IHPS is the home of several centers and programs, and we partner with a wide variety of centers and programs across UCSF.

Our Centers and Labs

The mission of the California Labor Laboratory, a NIOSH Center of Excellence for Total Worker Health® is to extend the pursuit of health and safety for workers in traditional employment to those in a wide range of alternative arrangements in partnership with affected communities. The Labor Lab is designed to document the extent to which these new forms of work are being used, to gauge their effect on the health of the working age population of the State, and to engage with workers, employers, and policymakers to mitigate these effects.

The Patient Support Corps is a service learning program housed in the Institute for Health Policy Studies. We train pre-health students to serve patients as navigators or health coaches, while earning academic credit or a stipend. This program has a special focus on attracting students from under-represented backgrounds, and supporting patients who are under-served.

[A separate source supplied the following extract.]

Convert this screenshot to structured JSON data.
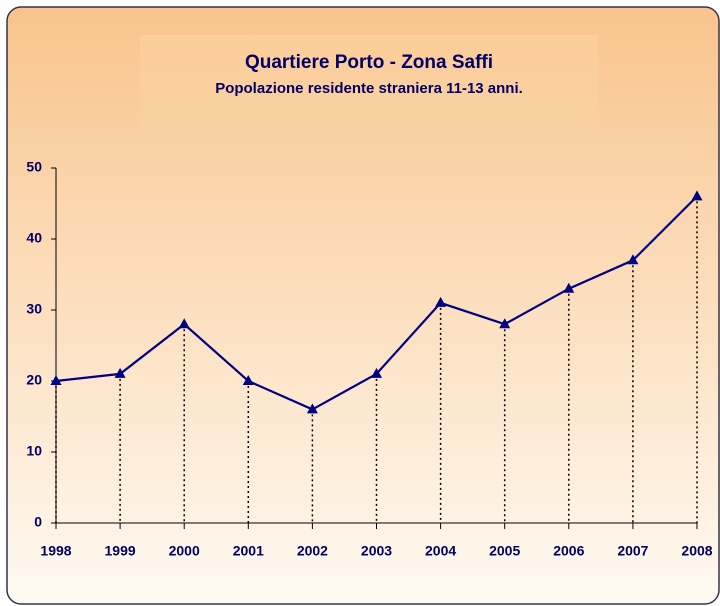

In this way we are simultaneously advancing patient care and student careers.

The UCSF Health Workforce Research Center on Long-Term Care (UCSF HWRC) is a dynamic hub of policy-oriented research and investigation, established through support from the National Center for Health Workforce Analysis in the U.S. Bureau of Health Workforce. Our mission is to help answer the question: Is our health care workforce prepared to meet the growing long-term care needs of the aging U.S. population?

 

The Medical Cultures Lab is a community of scholars who work to understand the culture of medicine and advance health equity.

Situated within UCSF’s Philip R. Lee Institute for Health Policy Studies, the CHV brings together expertise in clinical care, research methods, implementation sciences, health policy, health care delivery, law, information technology, entrepreneurship, and business to address the barriers to providing high-quality, efficient, and cost-effective healthcare and innovation. Through the development of proven, replicable interventions, the CHV will develop and test local and national models for improving healthcare value.

Our UCSF Partners

The Center for Health and Community (CHC) aims to improve individual and population health through research and teaching addressing the social, behavioral and policy aspects of health and health care.

The Center for Vulnerable Populations (CVP) has the goal of creating actionable research to increase health equity.  At CVP, we conduct rigorous research providing the evidence to drive changes in patient care, community, and policy. To achieve these aims, we focus on diverse topics, such as homelessness, food insecurity, immigrant health, and increasing diversity in the biomedical workforce. 

Clinical Informatics and Improvement Research Center (CLIIR) uses innovative approaches to advance discovery of how to improve the use and impact of digital health on health system performance.

At Healthforce Center, we believe that people are the most important element in health care. Our mission is to equip people with the workforce knowledge, leadership skills, and network connections to create a collective force for health, equity, and action. We envision an effective and responsive health care ecosystem that is driving progress toward more equitable health outcomes for all. We provide research, programming, consulting, and evaluation in support of these goals.

The Institute for Health & Aging (IHA) is the University of California's first campus-wide organized research unit (ORU) devoted to the study of health and aging and is the only ORU in the UCSF School of Nursing. The work of the institute includes extensive and successful research, training and public service in the areas of aging, health and health policy

The Social Policies for Health Equity Research (SPHERE) program, led by Dr. Rita Hamad, is a research group that focuses on evaluating the health effects of social and economic policies.

This research helps us to understand the role of social and economic factors—like poverty, education, and structural racism—in influencing racial and socioeconomic disparities in health. It also helps to provide evidence on specific policies to inform policymaking to attain health equity.

Department faculty are engaged in a broad variety of clinical research, epidemiological studies and methodologic activities across 15 areas of concentration. In addition to the many projects that are led by departmental faculty, a unique feature of the department is the emphasis given to interdisciplinary collaboration, carrying their expertise in research methods and analysis to other departments and institutions.

The Department of Humanities and Social Science's mission is to solve problems that create barriers to healthy life by proposing effective interventions at the intersections of health, humanity, and society.
The department's faculty and students examine the historical, ethical, racial, cultural, and political conditions that impact the promises of biomedical research and health care equity.

UCSF's Family and Community Medicine strives to improve health through excellence and innovation in patient care, education, research, advocacy, and community empowerment. The department is dedicated to building a just and equitable society, recognizing that health and illness are shaped by the context's of people's lives.

The Office of Population Health (OPH) leads UCSF Health’s efforts to improve the health of our patients, improve the experience for our patients, and lower the costs of care delivered. OPH works closely with leadership across UCSF to execute a system-wide strategy of delivering innovative models of value-based care. 

 

The UCSF Bixby Center for Global Reproductive Health integrates research, training, clinical care, and advocacy to advance reproductive autonomy, equitable and compassionate care, and reproductive and sexual health worldwide.